Pada masa Orde Baru, terdapat Dwifungsi ABRI yang memiliki artian bahwa ABRI memiliki dua tugas utama, yaitu menjaga keamanan dan ketertiban negara dan memegang kekuasaan serta (berhak) mengatur negara. Dikarenakan adanya Dwifungsi ABRI ini, maka tidak heran apabila pada masa Orde Baru banyak tokoh militer aktif yang menjabat sebagai menteri, gubernur, ataupun bupati/wali kota. Hal ini memberi dampak negatif berupa terjadinya dominasi ABRI terhadap masyarakat sipil yang menyebabkan berkurangnya peluang aspirasi politis masyarakat sipil. Dampak seperti melemahnya supermasi hukum atau rendahnya kedaulatan rakyat sipil dalam menentukan arah politik negaranya menjadi dampak yang akan dirasakan jika militer terlalu masuk pada sistem pemerintahan sipil. Bahkan dampak terbesarnya adalah meningkatnya pelanggaran HAM dan sering kali menimbulkan hak istimewa bagi kalangan elite militer. Mengutip dari makalah Dwifungsi ABRI: Legalisasi Kekuasaan Golongan Militer dalam Pemerintahan Orde Baru (2014) yang ditulis Andreas Lantik dari Universitas Sanata Dharma, menjelaskan bahwa dwifungsi ABRI selama era Orde Baru membawa sejumlah mudarat dalam bidang politik, ekonomi, bahkan memicu korupsi di kalangan pejabat militer. Di awal Orde Baru, kalangan pejabat ABRI menggarap Sekretariat Bersama (Sekber) Golkar untuk bersaing dengan partai-partai sipil dalam Pemilu. Selama era Orde Baru Golkar selalu menang telak dalam Pemilu dan menguasai mayoritas kursi parlemen. Menurut Andreas (2014), saat itu Golkar sebagai kekuatan dominan tidak pernah menyalurkan aspirasi kaum sipil. Praktik dwifungsi ABRI hanya menjadikan partai sebagai alat melanggengkan kekuasaan militer. Di era Orde Baru pula, badan usaha penting seperti Pertamina, Bulog, dan berbagai BUMN besar dipegang oleh perwira senior Angkatan Darat.
Dalam aturan mainnya, badan usaha tersebut adalah milik pemerintah.
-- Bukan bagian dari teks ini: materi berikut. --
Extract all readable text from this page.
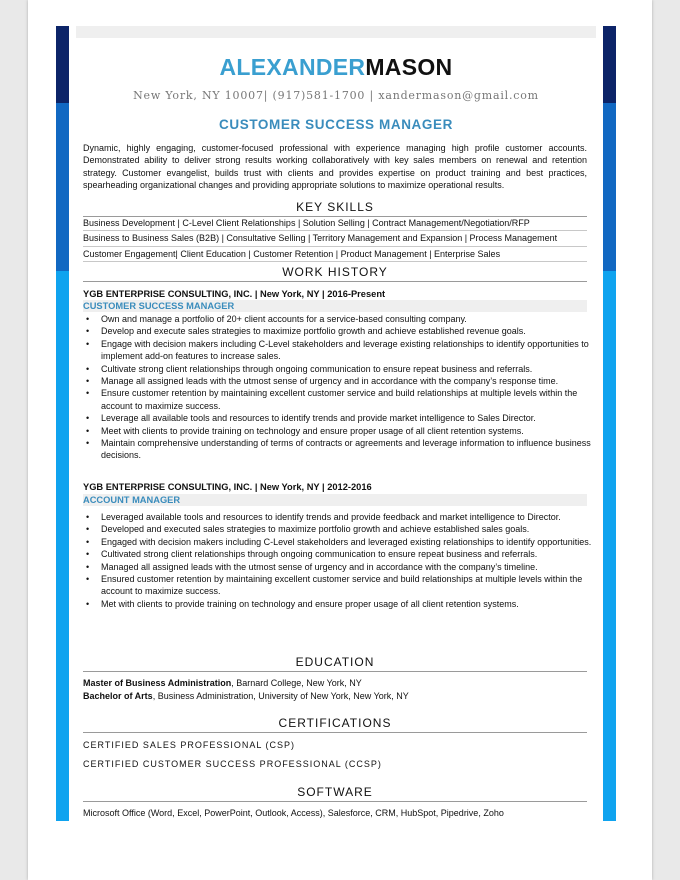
ALEXANDERMASON
New York, NY 10007| (917)581-1700 | xandermason@gmail.com
CUSTOMER SUCCESS MANAGER
Dynamic, highly engaging, customer-focused professional with experience managing high profile customer accounts. Demonstrated ability to deliver strong results working collaboratively with key sales members on renewal and retention strategy. Customer evangelist, builds trust with clients and provides expertise on product training and best practices, spearheading organizational changes and providing appropriate solutions to maximize operational results.
KEY SKILLS
Business Development | C-Level Client Relationships | Solution Selling | Contract Management/Negotiation/RFP
Business to Business Sales (B2B) | Consultative Selling | Territory Management and Expansion | Process Management
Customer Engagement| Client Education | Customer Retention | Product Management | Enterprise Sales
WORK HISTORY
YGB ENTERPRISE CONSULTING, INC. | New York, NY | 2016-Present
CUSTOMER SUCCESS MANAGER
• Own and manage a portfolio of 20+ client accounts for a service-based consulting company.
• Develop and execute sales strategies to maximize portfolio growth and achieve established revenue goals.
• Engage with decision makers including C-Level stakeholders and leverage existing relationships to identify opportunities to implement add-on features to increase sales.
• Cultivate strong client relationships through ongoing communication to ensure repeat business and referrals.
• Manage all assigned leads with the utmost sense of urgency and in accordance with the company’s response time.
• Ensure customer retention by maintaining excellent customer service and build relationships at multiple levels within the account to maximize success.
• Leverage all available tools and resources to identify trends and provide market intelligence to Sales Director.
• Meet with clients to provide training on technology and ensure proper usage of all client retention systems.
• Maintain comprehensive understanding of terms of contracts or agreements and leverage information to influence business decisions.
YGB ENTERPRISE CONSULTING, INC. | New York, NY | 2012-2016
ACCOUNT MANAGER
• Leveraged available tools and resources to identify trends and provide feedback and market intelligence to Director.
• Developed and executed sales strategies to maximize portfolio growth and achieve established sales goals.
• Engaged with decision makers including C-Level stakeholders and leveraged existing relationships to identify opportunities.
• Cultivated strong client relationships through ongoing communication to ensure repeat business and referrals.
• Managed all assigned leads with the utmost sense of urgency and in accordance with the company’s timeline.
• Ensured customer retention by maintaining excellent customer service and build relationships at multiple levels within the account to maximize success.
• Met with clients to provide training on technology and ensure proper usage of all client retention systems.
EDUCATION
Master of Business Administration, Barnard College, New York, NY
Bachelor of Arts, Business Administration, University of New York, New York, NY
CERTIFICATIONS
CERTIFIED SALES PROFESSIONAL (CSP)
CERTIFIED CUSTOMER SUCCESS PROFESSIONAL (CCSP)
SOFTWARE
Microsoft Office (Word, Excel, PowerPoint, Outlook, Access), Salesforce, CRM, HubSpot, Pipedrive, Zoho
Namun dalam praktiknya mereka beroperasi layaknya perusahaan swasta, hanya bertanggung jawab pada pimpinan militernya saja. Di masa itu juga terjadi banyak kasus penggelapan dana di sektor-sektor ekonomi milik negara, baik untuk mengisi kas kesatuan militer ataupun untuk menumpuk kekayaan pribadi para perwira. Belajar dari pengalaman di masa Orde Baru, hal-hal tersebut tentunya menunjukkan dampak yang negatif apabila militer terlalu masuk dalam pemerintahan ataupun politik. Maka besar kemungkinan hal-hal demikian dapat terus terjadi di masa kini apabila dwifungsi ABRI tidak dihapuskan. Kondisi politik atau pemerintahan suatu negara bisa saja terjadi kekacauan apabila militer masih berkecimpung di dunia politik.
Demikian yang dapat saya sampaikan pak, mohon maaf apabila terdapat kekeliruan. Terimakasih pak.
In reply to Yusuf Perdana

Re: Diskusi

by Veronica Carolline -
Izin menanggapi saya Veronica Carolline, npm 1813033018
Militer akan melakukan intervensi jika ketidakpastian politik begitu tinggi, para politisi lemah atau melakukan politicking demi kepentingan sesaat atas nama golongannya masing-masing yang menimbulkan ketidakstabilan politik. Memang sudah seharusnya di dalam negara demokrasi seperti Indonesia ini, militer secara profesional dan proporsional dikembalikan kepada peran dan fungsinya yang mengemban tugas pokok sebagai alat pertahanan negara. Sudah sepatutnya TNI lebih konsentrasi untuk membenahi diri dan menyiapkan kembali segala yang diperlukan untuk mempertahankan negara ini dari segala ancaman dari luar, dan tidak lagi mengharapkan untuk berkecimpung di dunia politik praktis yang merupakan wilayah sipil. Rakyat perlu mendukung terbentuknya Doktrin TNI baru yang menjamin TNI dapat berperang membela setiap jengkal wilayah teritorial Republik Indonesia, yang ditetapkan sebagai wilayah Nusantara oleh Majelis Permusyawaratan Rakyat RI, sampai titik darah penghabisan, menggunakan peralatan modern dengan tingkat kemandirian tinggi.
In reply to Veronica Carolline

Re: Diskusi

by Novita Sari -
Izin menanggapi pak, nama saya Novita Sari (1813033032)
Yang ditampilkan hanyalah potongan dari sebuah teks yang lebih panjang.